I previously commented on conceptualism and its relation to new media, in
particular net art, to which, Ryan and Alan replied. I do not disagree with
either of them, really, as I know that Conceptual Art is quite diverse.
This is the reason I mentioned the New York scene and its reaction to
Greenbergian modernism. And why I offered a specific book to consider that
offered a diverse source of readings that included the New York school of
conceptual thinking as one of many.
In terms of political economy, to bring up a term that Bryan used as being
his interest, I do think that this is definitely what is held in common any
critical practice (transparently) since the turn of the twentieth century.
Here I explain: a conceptual approach to art making always relies on what
is already there to create a work. This in essence is a materialist
approach: http://en.wikipedia.org/wiki/Materialism
That is, the artist looks at the subject and considers key material elements
to then make them obvious to the viewer, who if the work is developed
carefully, will come to question it according to the exposed contradictions,
limitations, excess, which can be read as open-ended, or at times not to far
of from the sublime (the latter may be problematic for some conceptualists
who are critical of ideology). The artist can claim that what s/he has done
is nothing but show what was already there, thereby appearing critical and
detached with proper distance, thus questioning not only what the role of
the artist is, but also the idea of originality. This is what Duchamp did
with his famous Urinal. As we all know, he did not do anything but choose a
work that exposed the artist's role in art practice and her/his relation to
the growing industrial world. However, he was not directly questioning the
material aspect of the work of art. Conceptualism did.

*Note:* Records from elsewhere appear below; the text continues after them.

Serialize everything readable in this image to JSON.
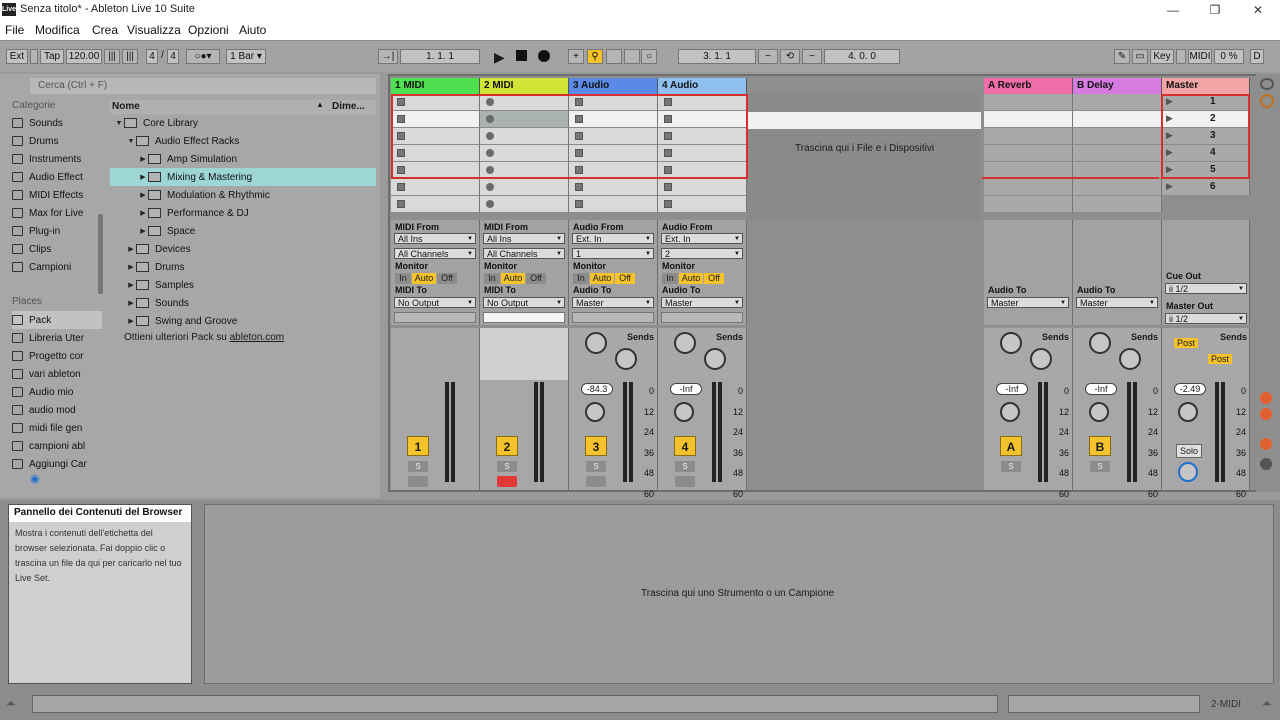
{
  "window": {
    "title": "Senza titolo* - Ableton Live 10 Suite",
    "app_icon": "Live"
  },
  "menu": [
    "File",
    "Modifica",
    "Crea",
    "Visualizza",
    "Opzioni",
    "Aiuto"
  ],
  "control": {
    "ext": "Ext",
    "tap": "Tap",
    "tempo": "120.00",
    "sig_num": "4",
    "sig_den": "4",
    "quant": "1 Bar",
    "pos": "1.   1.   1",
    "loop_start": "3.   1.   1",
    "loop_len": "4.   0.   0",
    "key": "Key",
    "midi": "MIDI",
    "cpu": "0 %",
    "d": "D"
  },
  "browser": {
    "search_placeholder": "Cerca (Ctrl + F)",
    "categories_title": "Categorie",
    "categories": [
      "Sounds",
      "Drums",
      "Instruments",
      "Audio Effect",
      "MIDI Effects",
      "Max for Live",
      "Plug-in",
      "Clips",
      "Campioni"
    ],
    "places_title": "Places",
    "places": [
      "Pack",
      "Libreria Uter",
      "Progetto cor",
      "vari ableton",
      "Audio mio",
      "audio mod",
      "midi file gen",
      "campioni abl",
      "Aggiungi Car"
    ],
    "col_name": "Nome",
    "col_dim": "Dime...",
    "tree": [
      {
        "label": "Core Library",
        "level": 0,
        "arrow": "▼"
      },
      {
        "label": "Audio Effect Racks",
        "level": 1,
        "arrow": "▼"
      },
      {
        "label": "Amp Simulation",
        "level": 2,
        "arrow": "▶"
      },
      {
        "label": "Mixing & Mastering",
        "level": 2,
        "arrow": "▶",
        "selected": true
      },
      {
        "label": "Modulation & Rhythmic",
        "level": 2,
        "arrow": "▶"
      },
      {
        "label": "Performance & DJ",
        "level": 2,
        "arrow": "▶"
      },
      {
        "label": "Space",
        "level": 2,
        "arrow": "▶"
      },
      {
        "label": "Devices",
        "level": 1,
        "arrow": "▶"
      },
      {
        "label": "Drums",
        "level": 1,
        "arrow": "▶"
      },
      {
        "label": "Samples",
        "level": 1,
        "arrow": "▶"
      },
      {
        "label": "Sounds",
        "level": 1,
        "arrow": "▶"
      },
      {
        "label": "Swing and Groove",
        "level": 1,
        "arrow": "▶"
      }
    ],
    "pack_hint": "Ottieni ulteriori Pack su",
    "pack_link": "ableton.com"
  },
  "session": {
    "tracks": [
      {
        "name": "1 MIDI",
        "color": "#4ee04e",
        "type": "midi",
        "from_label": "MIDI From",
        "from": "All Ins",
        "channel": "All Channels",
        "to_label": "MIDI To",
        "to": "No Output",
        "num": "1"
      },
      {
        "name": "2 MIDI",
        "color": "#d2e536",
        "type": "midi",
        "from_label": "MIDI From",
        "from": "All Ins",
        "channel": "All Channels",
        "to_label": "MIDI To",
        "to": "No Output",
        "num": "2"
      },
      {
        "name": "3 Audio",
        "color": "#5a8ae6",
        "type": "audio",
        "from_label": "Audio From",
        "from": "Ext. In",
        "channel": "1",
        "to_label": "Audio To",
        "to": "Master",
        "num": "3",
        "vol": "-84.3"
      },
      {
        "name": "4 Audio",
        "color": "#8fc0f0",
        "type": "audio",
        "from_label": "Audio From",
        "from": "Ext. In",
        "channel": "2",
        "to_label": "Audio To",
        "to": "Master",
        "num": "4",
        "vol": "-Inf"
      }
    ],
    "returns": [
      {
        "name": "A Reverb",
        "color": "#ef6eaa",
        "to_label": "Audio To",
        "to": "Master",
        "num": "A",
        "vol": "-Inf"
      },
      {
        "name": "B Delay",
        "color": "#d67be0",
        "to_label": "Audio To",
        "to": "Master",
        "num": "B",
        "vol": "-Inf"
      }
    ],
    "master": {
      "name": "Master",
      "color": "#f3a5a5",
      "scenes": [
        "1",
        "2",
        "3",
        "4",
        "5",
        "6"
      ],
      "cue_label": "Cue Out",
      "cue": "ii 1/2",
      "out_label": "Master Out",
      "out": "ii 1/2",
      "vol": "-2.49",
      "solo": "Solo",
      "post": "Post"
    },
    "drop_hint": "Trascina qui i File e i Dispositivi",
    "monitor_label": "Monitor",
    "monitor": [
      "In",
      "Auto",
      "Off"
    ],
    "sends": "Sends",
    "scale": [
      "0",
      "12",
      "24",
      "36",
      "48",
      "60"
    ],
    "s_label": "S"
  },
  "detail": {
    "info_title": "Pannello dei Contenuti del Browser",
    "info_text": "Mostra i contenuti dell'etichetta del browser selezionata. Fai doppio clic o trascina un file da qui per caricarlo nel tuo Live Set.",
    "drop_hint": "Trascina qui uno Strumento o un Campione"
  },
  "status": {
    "track": "2-MIDI"
  }
}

Whether moving
towards or away from the object, the point is that,in conceptualism, the
materiality of the object of art was in question.
With new media we experience work that is not materialized in the
conventional sense that conceptualism reacted to. New media work is easily
reproducible (hence why Benjamin's "Mechanical Reproduction" is overcited in
such a field). However, issues of originality and purposiveness were
already dealt with by other media such as photography and most importantly
film (we know this through Manovich's research). New Media is an allegorical
medium. We can see this when we notice that it uses the language of film
and photography not to mention painting with great ease. The viewers accept
such work because the codes at play are already common knowledge. And this
is the key point to how political economy dependent on a materialist
approach to art practice after conceptualism plays a role in new media art.

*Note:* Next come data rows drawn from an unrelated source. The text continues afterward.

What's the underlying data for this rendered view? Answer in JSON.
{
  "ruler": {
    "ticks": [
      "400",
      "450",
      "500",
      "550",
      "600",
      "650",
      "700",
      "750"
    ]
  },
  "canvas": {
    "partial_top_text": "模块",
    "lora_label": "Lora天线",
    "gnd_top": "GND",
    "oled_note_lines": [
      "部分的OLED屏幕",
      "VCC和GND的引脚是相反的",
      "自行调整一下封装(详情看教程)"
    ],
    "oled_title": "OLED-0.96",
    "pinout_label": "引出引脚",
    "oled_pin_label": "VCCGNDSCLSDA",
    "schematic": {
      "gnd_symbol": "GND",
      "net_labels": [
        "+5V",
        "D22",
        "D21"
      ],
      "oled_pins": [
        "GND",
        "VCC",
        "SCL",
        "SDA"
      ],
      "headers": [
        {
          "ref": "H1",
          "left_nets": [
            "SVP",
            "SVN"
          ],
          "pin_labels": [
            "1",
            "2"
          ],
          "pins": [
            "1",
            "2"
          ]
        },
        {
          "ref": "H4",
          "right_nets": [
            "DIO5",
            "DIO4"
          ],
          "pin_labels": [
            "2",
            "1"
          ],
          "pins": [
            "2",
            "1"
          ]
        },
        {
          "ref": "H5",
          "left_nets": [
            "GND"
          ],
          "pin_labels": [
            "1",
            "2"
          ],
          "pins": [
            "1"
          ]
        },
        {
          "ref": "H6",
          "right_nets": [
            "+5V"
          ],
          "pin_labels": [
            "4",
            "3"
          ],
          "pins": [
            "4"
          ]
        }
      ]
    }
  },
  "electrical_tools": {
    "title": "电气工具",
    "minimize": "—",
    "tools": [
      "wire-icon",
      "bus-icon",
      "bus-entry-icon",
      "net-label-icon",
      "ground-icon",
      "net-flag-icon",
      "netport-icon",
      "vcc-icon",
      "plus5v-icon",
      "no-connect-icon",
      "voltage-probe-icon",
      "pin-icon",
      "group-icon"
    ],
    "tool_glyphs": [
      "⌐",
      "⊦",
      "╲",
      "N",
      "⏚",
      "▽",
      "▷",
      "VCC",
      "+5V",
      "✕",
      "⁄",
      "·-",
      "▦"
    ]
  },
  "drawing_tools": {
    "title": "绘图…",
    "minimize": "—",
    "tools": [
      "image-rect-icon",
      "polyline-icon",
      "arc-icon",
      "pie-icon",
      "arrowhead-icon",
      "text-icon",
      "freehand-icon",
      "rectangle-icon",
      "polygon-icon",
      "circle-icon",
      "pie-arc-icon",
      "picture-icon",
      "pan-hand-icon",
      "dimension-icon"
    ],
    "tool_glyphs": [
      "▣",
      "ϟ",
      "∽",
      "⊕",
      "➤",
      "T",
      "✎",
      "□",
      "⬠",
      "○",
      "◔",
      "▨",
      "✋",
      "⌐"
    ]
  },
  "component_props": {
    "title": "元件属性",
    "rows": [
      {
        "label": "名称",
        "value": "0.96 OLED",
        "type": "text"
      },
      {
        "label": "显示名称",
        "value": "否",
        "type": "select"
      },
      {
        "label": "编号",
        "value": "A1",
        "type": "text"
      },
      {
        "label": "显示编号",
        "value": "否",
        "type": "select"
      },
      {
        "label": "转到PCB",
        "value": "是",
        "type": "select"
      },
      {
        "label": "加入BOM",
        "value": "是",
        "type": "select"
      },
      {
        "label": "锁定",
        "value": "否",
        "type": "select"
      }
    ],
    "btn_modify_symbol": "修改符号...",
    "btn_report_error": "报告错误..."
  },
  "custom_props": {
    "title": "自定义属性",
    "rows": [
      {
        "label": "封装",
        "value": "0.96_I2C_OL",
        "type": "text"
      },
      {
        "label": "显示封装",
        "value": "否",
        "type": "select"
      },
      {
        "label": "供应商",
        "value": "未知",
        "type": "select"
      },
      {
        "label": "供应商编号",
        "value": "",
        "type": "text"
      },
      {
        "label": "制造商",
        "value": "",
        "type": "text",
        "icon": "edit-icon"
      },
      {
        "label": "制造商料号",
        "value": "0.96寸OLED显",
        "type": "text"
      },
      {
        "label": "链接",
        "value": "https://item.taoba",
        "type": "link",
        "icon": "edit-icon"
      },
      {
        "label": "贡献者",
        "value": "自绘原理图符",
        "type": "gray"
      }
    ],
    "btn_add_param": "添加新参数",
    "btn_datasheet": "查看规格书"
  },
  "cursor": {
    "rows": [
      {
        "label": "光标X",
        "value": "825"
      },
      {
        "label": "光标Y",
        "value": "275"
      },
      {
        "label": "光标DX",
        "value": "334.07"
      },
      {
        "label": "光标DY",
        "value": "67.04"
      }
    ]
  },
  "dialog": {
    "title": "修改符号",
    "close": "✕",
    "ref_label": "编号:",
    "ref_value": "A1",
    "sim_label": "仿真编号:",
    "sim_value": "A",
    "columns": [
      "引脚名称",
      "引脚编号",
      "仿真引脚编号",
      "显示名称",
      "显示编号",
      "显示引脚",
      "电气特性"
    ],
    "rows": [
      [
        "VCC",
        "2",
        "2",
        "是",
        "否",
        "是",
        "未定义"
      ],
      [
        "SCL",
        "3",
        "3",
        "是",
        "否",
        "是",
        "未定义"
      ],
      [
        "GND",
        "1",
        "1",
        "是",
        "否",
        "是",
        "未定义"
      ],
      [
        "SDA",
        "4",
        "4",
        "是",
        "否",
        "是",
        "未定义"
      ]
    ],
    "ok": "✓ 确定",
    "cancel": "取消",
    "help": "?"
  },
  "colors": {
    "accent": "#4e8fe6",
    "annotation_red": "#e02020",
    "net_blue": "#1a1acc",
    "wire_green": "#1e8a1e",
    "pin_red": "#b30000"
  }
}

This is not so different from how political economy played a role in
conceptualism. It was the platform to measure the work with. The new form
to critique is information, the object of art (of new media) is
metadata/data. Materialization of information (however this may be) is an
after effect of power relations ending in careful distribution through
diverse forms--for the information can be reconfigured to meet the demand of
a locality according to a global market. This is the object of
contemplation in new media practice and this is where artists who have made
work of note in such a field have focused. And here we can find renewed
forms of resistance. How such forms are analyzed is what is happening right
now.
This is the state in which we find ourselves functioning. What critics of
new media focus on is an elusive object (information) that not only can take
on several forms at once, but also which is not always dependent on the
traditional market.
Such work follows the threads mentioned by Christina McPhee of diverse
practices around the world, whose agenda's are quite diverse but still hold
on to resistance even in abstract form. This, I believe, also complicates
how pre-established theory can be applied to new forms. And here, I
concede with Ryan; I think we can consider other works like Clark's in
relation to matrixial space. The symbolic and the imaginary are at play,
let them enter the field of meta-data and take on different shapes.
Shall we try discussing them in relation to this?